Monday, Jul. 04, 1932
Hero Censored
Long and varied has been the career of the best known U. S. bull--"Bull Durham." He was born in Durham, N. C., at the close of the Civil War, sired by a British bull out of a jar of mustard. But not until last month had Bull Durham encountered Romance. Then suddenly 35,000 billboards throughout the land proclaimed the news. Advertisements showed a picture of him pasted on the side of a barn. Before the picture, big eyes ogling, tongue hanging out in an expression of lugubrious passion, stood a buxom Holstein cow. This whimsy was captioned "Her Hero." Motorists grinned. Advertising men, seeing in it a burlesque of sex-appealing tobacco advertisements, thought it smart. But to the churchwomen of Willow Glen, a suburb of San Jose, Calif., it was the epitome of bad taste, an affront to California womanhood. Last week they went before their town council, demanded that the objectionable picture, which greeted Willow Glen's children on their way to school, be removed. The Council summoned for the defense Educational Director Edward Lloyd Lomax of Foster & Kleiser Billboard Advertising Corp. Director Lomax was in a San Francisco court serving as juryman in the $1,800,000 suit of its onetime Board Chairman L. E. W. Pioda against Golden State Milk Products Co. Judge Walter Perry Johnston announced he would grant a recess while Juror Lomax traveled 50 mi. to Willow Glen on an important mission. Several hours later Juror Lomax returned, climbed wearily into the jury box, told interested colleagues that hereafter Willow Glen's schoolchildren could look at an innocuous poster of a youth and maiden in scanty one-piece bathing suits.

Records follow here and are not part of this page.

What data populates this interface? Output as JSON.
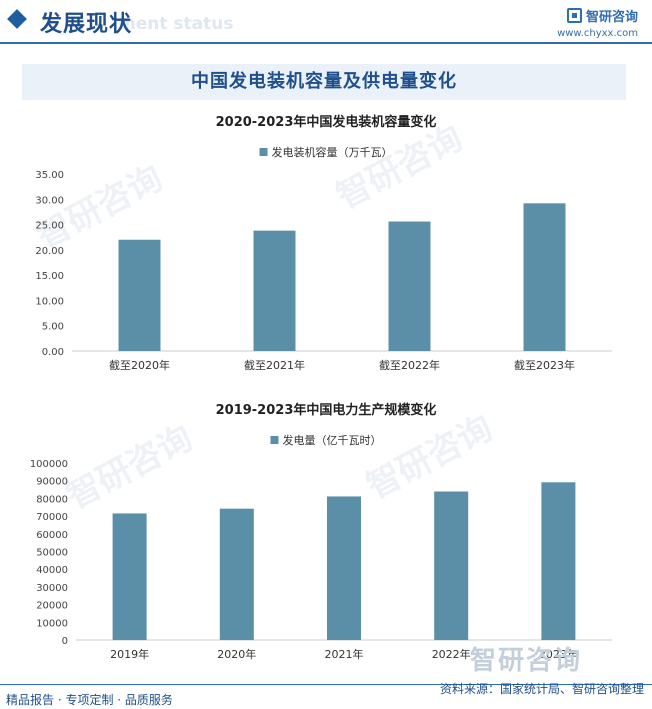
{
  "header": {
    "title": "发展现状",
    "ghost_text": "ment status",
    "logo_name": "智研咨询",
    "logo_url": "www.chyxx.com"
  },
  "banner": {
    "title": "中国发电装机容量及供电量变化"
  },
  "watermark": {
    "text": "智研咨询"
  },
  "footer": {
    "left": "精品报告 · 专项定制 · 品质服务",
    "right": "资料来源：国家统计局、智研咨询整理",
    "brand": "智研咨询"
  },
  "colors": {
    "bar": "#5b8fa8",
    "accent": "#1f4f8c",
    "axis": "#cccccc"
  },
  "chart_data": [
    {
      "type": "bar",
      "title": "2020-2023年中国发电装机容量变化",
      "categories": [
        "截至2020年",
        "截至2021年",
        "截至2022年",
        "截至2023年"
      ],
      "series": [
        {
          "name": "发电装机容量（万千瓦）",
          "values": [
            22.0,
            23.8,
            25.6,
            29.2
          ]
        }
      ],
      "ylim": [
        0,
        35
      ],
      "yticks": [
        "0.00",
        "5.00",
        "10.00",
        "15.00",
        "20.00",
        "25.00",
        "30.00",
        "35.00"
      ],
      "legend": "top-center",
      "grid": false
    },
    {
      "type": "bar",
      "title": "2019-2023年中国电力生产规模变化",
      "categories": [
        "2019年",
        "2020年",
        "2021年",
        "2022年",
        "2023年"
      ],
      "series": [
        {
          "name": "发电量（亿千瓦时）",
          "values": [
            71500,
            74200,
            81100,
            83900,
            89100
          ]
        }
      ],
      "ylim": [
        0,
        100000
      ],
      "yticks": [
        "0",
        "10000",
        "20000",
        "30000",
        "40000",
        "50000",
        "60000",
        "70000",
        "80000",
        "90000",
        "100000"
      ],
      "legend": "top-center",
      "grid": false
    }
  ]
}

In 1865 John Ruffin Green was looking for a name for the tobacco he made in Durham, N. C. Over a dish of fried oysters a friend, John Y. Whitted, pointed to the mustard jar and said: "There is a condiment that is made in Durham, England. It bears the sign of a Durham bull's neck. Why not name your product Bull Durham Smoking Tobacco and adopt the whole bull as a trade-mark?" Tobaccoman Green immediately had a bull painted on sheet iron, mounted in front of his factory. The bull was heavy, clumsy, stolid and faced toward the east. After Founder Green died and Bull Durham tobacco was made by his more aggressive partner William T. Blackwell, the trade-mark bull became lighter, more graceful. A Liberty Bell was suspended from his neck by the U. S. flag and he faced west toward the land of unlimited resources. When Washington Duke began to make cigarets as well as smoking tobacco he gave as his reason: "My company is up against a stone wall. It can't compete with the Bull." Durham's bull was the object of a score of lawsuits before he became the property of American Tobacco Co. in 1898. As time passed the bull seemed to grow younger, more alert. He turned his head east again, became civilized, modest, stood behind a fence. Nine years ago he went into retirement, did not reappear until last summer, when he emerged, still proud & handsome, looking for a mate.
The passionate Holstein was the inspiration of Comic Artist John Held Jr. Whether Durham's bull would mate with Held's Holstein and produce a family of bullock Durhams no one knew last week.